Wong points out that, “Both silver and gold mining equities have drifted following the June Federal Open Market Committee FOMC, but the flash crash saw liquidity fall away further. Liquidity had been in decline prior, and mysterious Sunday night flash crashes will only increase investor wariness. The pending Fed announcement on the taper schedule was also not helpful. The tapering concern had weighed disproportionately heavily on the precious metals complex due to the memory of the 2013 Taper Tantrum.”

Despite the solid financial conditions of many mining companies and robust dividend payouts frequently north of 2%, smaller mining firms underperformed compared to large-cap stocks. The long-term prognosis looks solid for mining companies despite the pressure, and Wong believes investors will likely re-rate these stocks more appropriately.

The Great Taper Caper

Tapering fears have put gold in a miasma all year. According to Wong, “In the long run, the potential impact on gold from fewer billion dollars of asset purchases per month seems way overblown when considering the scale, scope and future direction of central bank asset purchases.”

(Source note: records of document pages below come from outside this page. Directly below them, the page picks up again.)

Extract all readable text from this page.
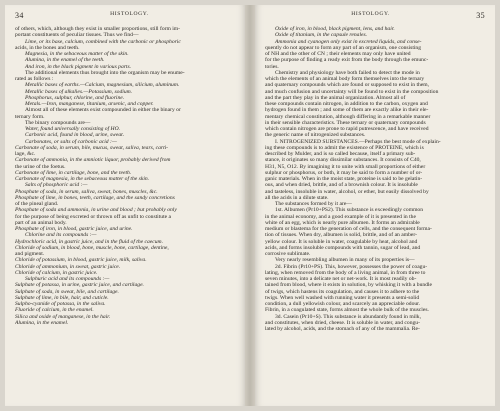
34	HISTOLOGY.
of others, which, although they exist in smaller proportions, still form im-
portant constituents of peculiar tissues. Thus we find—
Lime, or its base, calcium, combined with the carbonic or phosphoric
acids, in the bones and teeth.
Magnesia, in the sebaceous matter of the skin.
Alumina, in the enamel of the teeth.
And iron, in the black pigment in various parts.
The additional elements thus brought into the organism may be enume-
rated as follows :
Metallic bases of earths.—Calcium, magnesium, silicium, aluminum.
Metallic bases of alkalies.—Potassium, sodium.
Phosphorus, sulphur, chlorine, and fluorine.
Metals.—Iron, manganese, titanium, arsenic, and copper.
Almost all of these elements exist compounded in either the binary or
ternary form.
The binary compounds are—
Water, found universally consisting of HO.
Carbonic acid, found in blood, urine, sweat.
Carbonates, or salts of carbonic acid :—
Carbonate of soda, in serum, bile, mucus, sweat, saliva, tears, carti-
lage, &c.
Carbonate of ammonia, in the amniotic liquor, probably derived from
the urine of the foetus.
Carbonate of lime, in cartilage, bone, and the teeth.
Carbonate of magnesia, in the sebaceous matter of the skin.
Salts of phosphoric acid :—
Phosphate of soda, in serum, saliva, sweat, bones, muscles, &c.
Phosphate of lime, in bones, teeth, cartilage, and the sandy concretions
of the pineal gland.
Phosphate of soda and ammonia, in urine and blood ; but probably only
for the purpose of being excreted or thrown off as unfit to constitute a
part of an animal body.
Phosphate of iron, in blood, gastric juice, and urine.
Chlorine and its compounds :—
Hydrochloric acid, in gastric juice, and in the fluid of the caecum.
Chloride of sodium, in blood, bone, muscle, bone, cartilage, dentine,
and pigment.
Chloride of potassium, in blood, gastric juice, milk, saliva.
Chloride of ammonium, in sweat, gastric juice.
Chloride of calcium, in gastric juice.
Sulphuric acid and its compounds :—
Sulphate of potassa, in urine, gastric juice, and cartilage.
Sulphate of soda, in sweat, bile, and cartilage.
Sulphate of lime, in bile, hair, and cuticle.
Sulpho-cyanide of potassa, in the saliva.
Fluoride of calcium, in the enamel.
Silica and oxide of manganese, in the hair.
Alumina, in the enamel.
HISTOLOGY.	35
Oxide of iron, in blood, black pigment, lens, and hair.
Oxide of titanium, in the capsule renales.
Ammonia and cyanogen only exist in excreted liquids, and conse-
quently do not appear to form any part of an organism, one consisting
of NH and the other of CN ; their elements may only have united
for the purpose of finding a ready exit from the body through the emunc-
tories.
Chemistry and physiology have both failed to detect the mode in
which the elements of an animal body form themselves into the ternary
and quaternary compounds which are found or supposed to exist in them,
and much confusion and uncertainty will be found to exist in the composition
and the part they play in the animal organization. Almost all of
these compounds contain nitrogen, in addition to the carbon, oxygen and
hydrogen found in them ; and some of them are exactly alike in their ele-
mentary chemical constitution, although differing in a remarkable manner
in their sensible characteristics. These ternary or quaternary compounds
which contain nitrogen are prone to rapid putrescence, and have received
the generic name of nitrogenized substances.
I. NITROGENIZED SUBSTANCES.—Perhaps the best mode of explain-
ing these compounds is to admit the existence of PROTEINE, which is
described by Mulder, and is so called because, itself a primary sub-
stance, it originates so many dissimilar substances. It consists of C40,
H31, N5, O12. By imagining it to unite with small proportions of either
sulphur or phosphorus, or both, it may be said to form a number of or-
ganic materials. When in the moist state, proteine is said to be gelatin-
ous, and when dried, brittle, and of a brownish colour. It is insoluble
and tasteless, insoluble in water, alcohol, or ether, but easily dissolved by
all the acids in a dilute state.
The substances formed by it are—
1st. Albumen (Pr10+PS2). This substance is exceedingly common
in the animal economy, and a good example of it is presented in the
white of an egg, which is nearly pure albumen. It forms an admirable
medium or blastema for the generation of cells, and the consequent forma-
tion of tissues. When dry, albumen is solid, brittle, and of an amber-
yellow colour. It is soluble in water, coagulable by heat, alcohol and
acids, and forms insoluble compounds with tannin, sugar of lead, and
corrosive sublimate.
Very nearly resembling albumen in many of its properties is—
2d. Fibrin (Pr10+PS). This, however, possesses the power of coagu-
lating, when removed from the body of a living animal, in from three to
seven minutes, into a delicate net or net-work. It is most readily ob-
tained from blood, where it exists in solution, by whisking it with a bundle
of twigs, which hastens its coagulation, and causes it to adhere to the
twigs. When well washed with running water it presents a semi-solid
condition, a dull yellowish colour, and scarcely an appreciable odour.
Fibrin, in a coagulated state, forms almost the whole bulk of the muscles.
3d. Casein (Pr10+S). This substance is abundantly found in milk,
and constitutes, when dried, cheese. It is soluble in water, and congu-
lated by alcohol, acids, and the stomach of any of the mammalia. Re-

If inflation begins to set in, the Fed will tighten and reign in the recovery or risk real inflation. Wong sees gold as providing options in either scenario.

Gold Long Terms Still Looks Bright

Despite all the movement and hang wringing in August, gold remains well-positioned in these chaotic times. Wong thinks that “In the not too distant future, there will undoubtedly be a growth scare that may delay or defer tapering and rate hike expectations and even possibly add new stimulus measures. If this were to occur while inflation was still reasonably hot, fears of stagflation would start to percolate. As we edge closer to tapering, the next question will coalesce around whether the Fed can start to tighten without severe market disruptions. The Fed’s recent 2018 experience and the medium- and long-term experience of the ECB and BoJ all point to a firm no.”